Heather in Senegal

Tuesday, April 15, 2008

I've hit the "sweet spot." After nearly two years in Kolda I am comfortable with my Pulaar, I have friends, I know where to go, who to avoid, how to joke with people, how to take care of myself, and I'm involved with successful gardening projects. I can greet a woman who is lounging on a mat under a mango tree, sit with her, eat with her and her kids when someone brings over a lunch bowl, and join her in teasing the people who walk past. I'm comfortable. Also, knowing I'll be leaving soon, and that I am doing things here for the last times, has a way of making things sweeter.

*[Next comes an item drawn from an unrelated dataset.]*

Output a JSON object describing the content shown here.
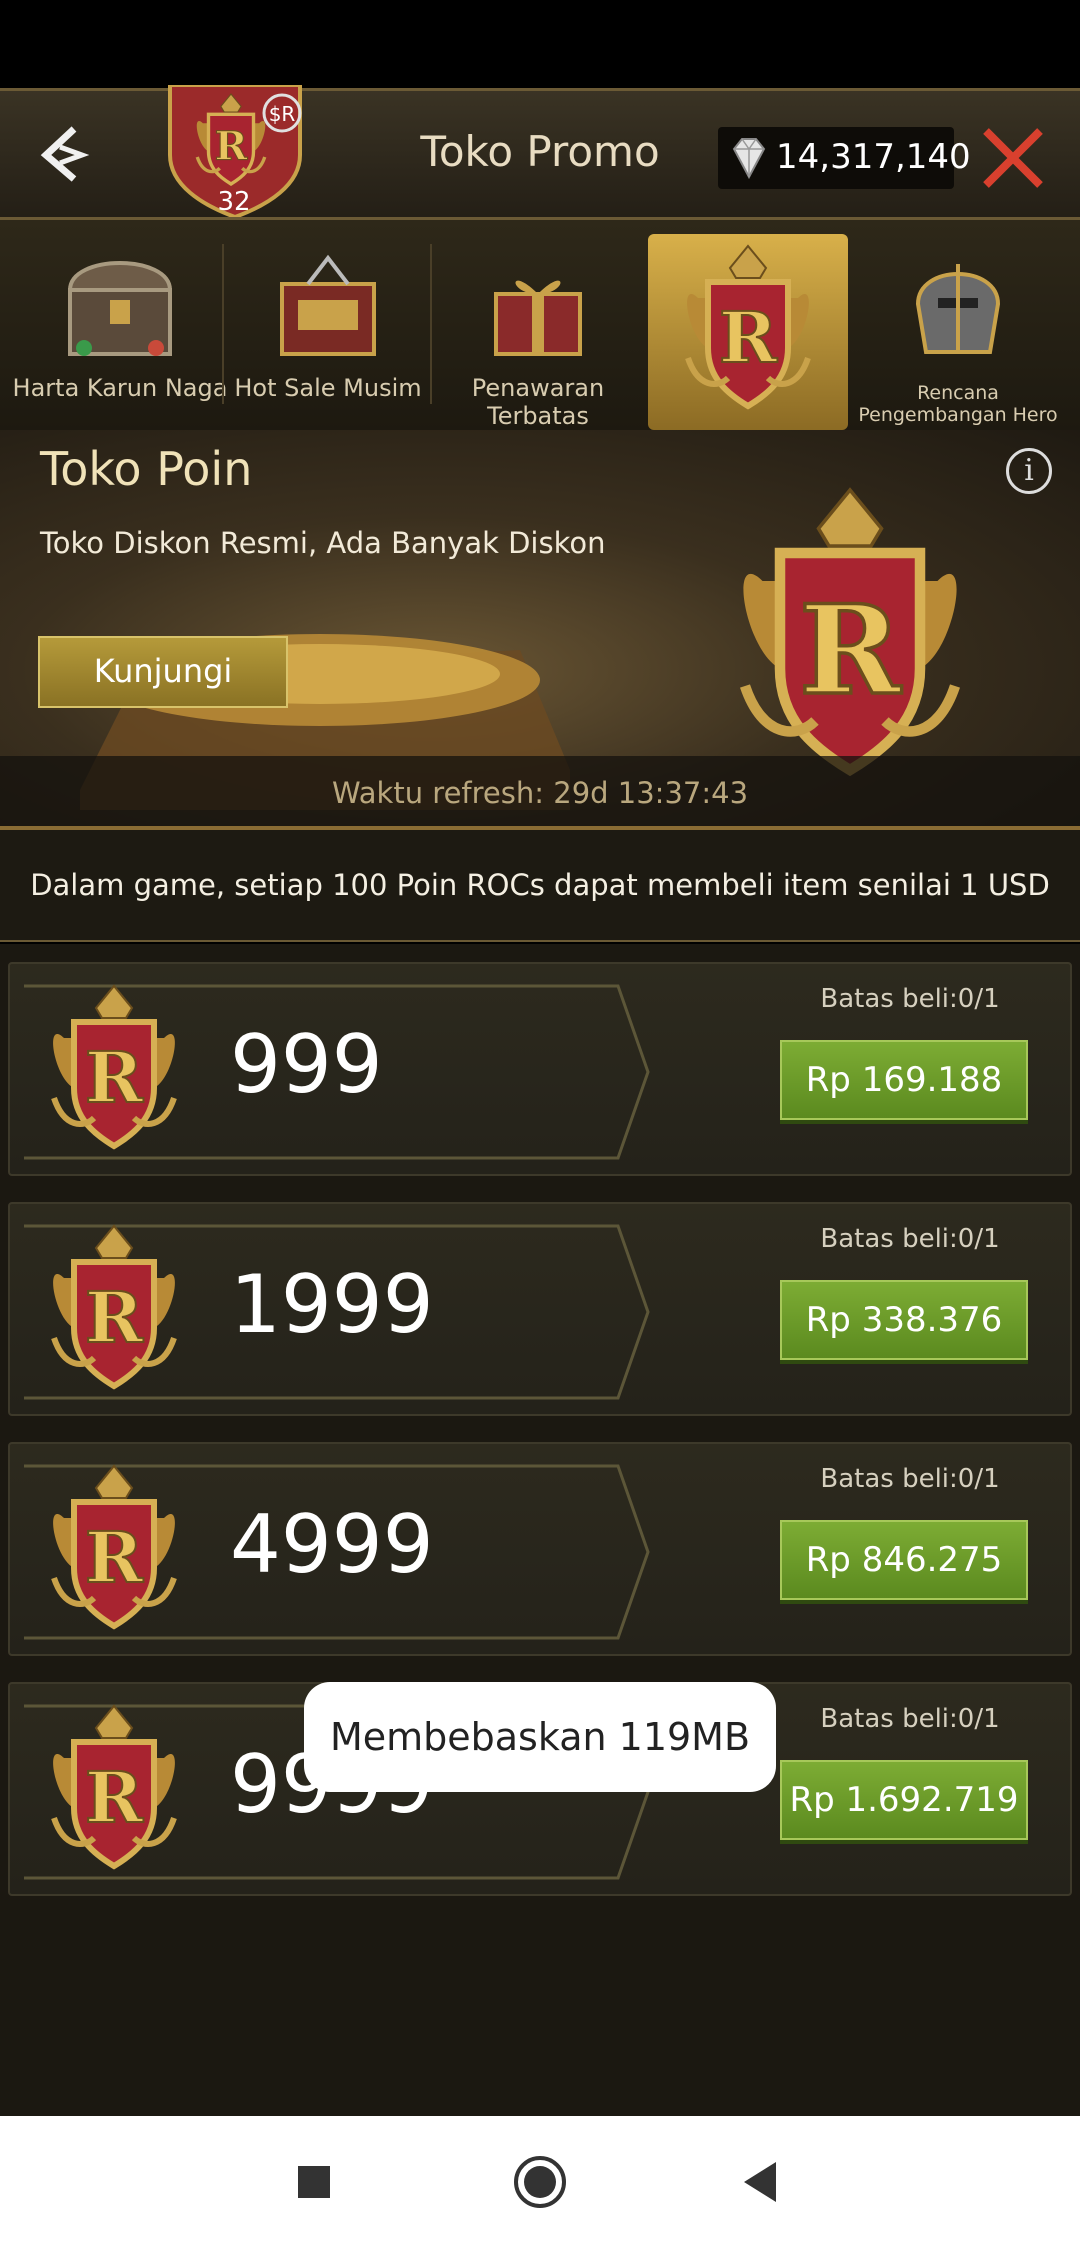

Yesterday afternoon Seck didn't come to the garden. A friend of his is visiting from Spain, so it was just me, his daughters, and two younger kids. All we had to do was water, and with a hose it's really a one person job. If we had a well we'd all be working and would probably finish faster, and we would never have to worry about the water getting shut off. Of course, then our hands would be far more callused and we'd be fantasizing about the ease of hoses. We tried to divide the work by using the watering can, but since the water has to come from the hose it doesn't save anything, so eventually Nafi took over watering and the rest of us just messed around.

Awa, the kids, and I chased one another around the garden trying to grab other peoples's hands and force them to hit themselves. We danced, pretended to threaten one another with rocks, and threw water. Eventually we mellowed. Awa took over the watering, Nafi sat on a rock, and I sat on the old tire beside her, eventually lowering in it so I could lean back on the inner rim. It was a golden, picturesque scene. The sun was setting, giving us pink and purple clouds and coolish air, Nafi and I were chatting about nothing, and Awa was singing. My coming departure makes me savor and focus more thought on times like these. I was fully at ease in the garden with these kids. It felt like a triumph, a comfort won by almost two years of time and work.

It's so odd that these two years are almost over, and that so much of my life here now reminds me of older parts of my life. Awa's voice took me back to times I've dozed with my head in her lap as she sang to me. The garden itself holds countless memories of interactions with Seck and the range of emotions I've felt while trying gardening techniques, laboring, and lounging here. Finding myself so comfortable sitting in a tire got me thinking about how much tires are part of my life here. I've pulled them out of dumps, had kids retrieve them, bought them off mechanics, transported them, cut them, planted in them, taught people to plant in them, planned days around them, swung from them, bounced on them, sat in them, smelled them burning, and seen them lying everywhere. Chatting in Pulaar makes me remember struggling with Pulaar and feeling so exhausted by it. I'm by no means brilliant at it now, but I can have conversations, hear stories, and not feel the once constant stress from the language.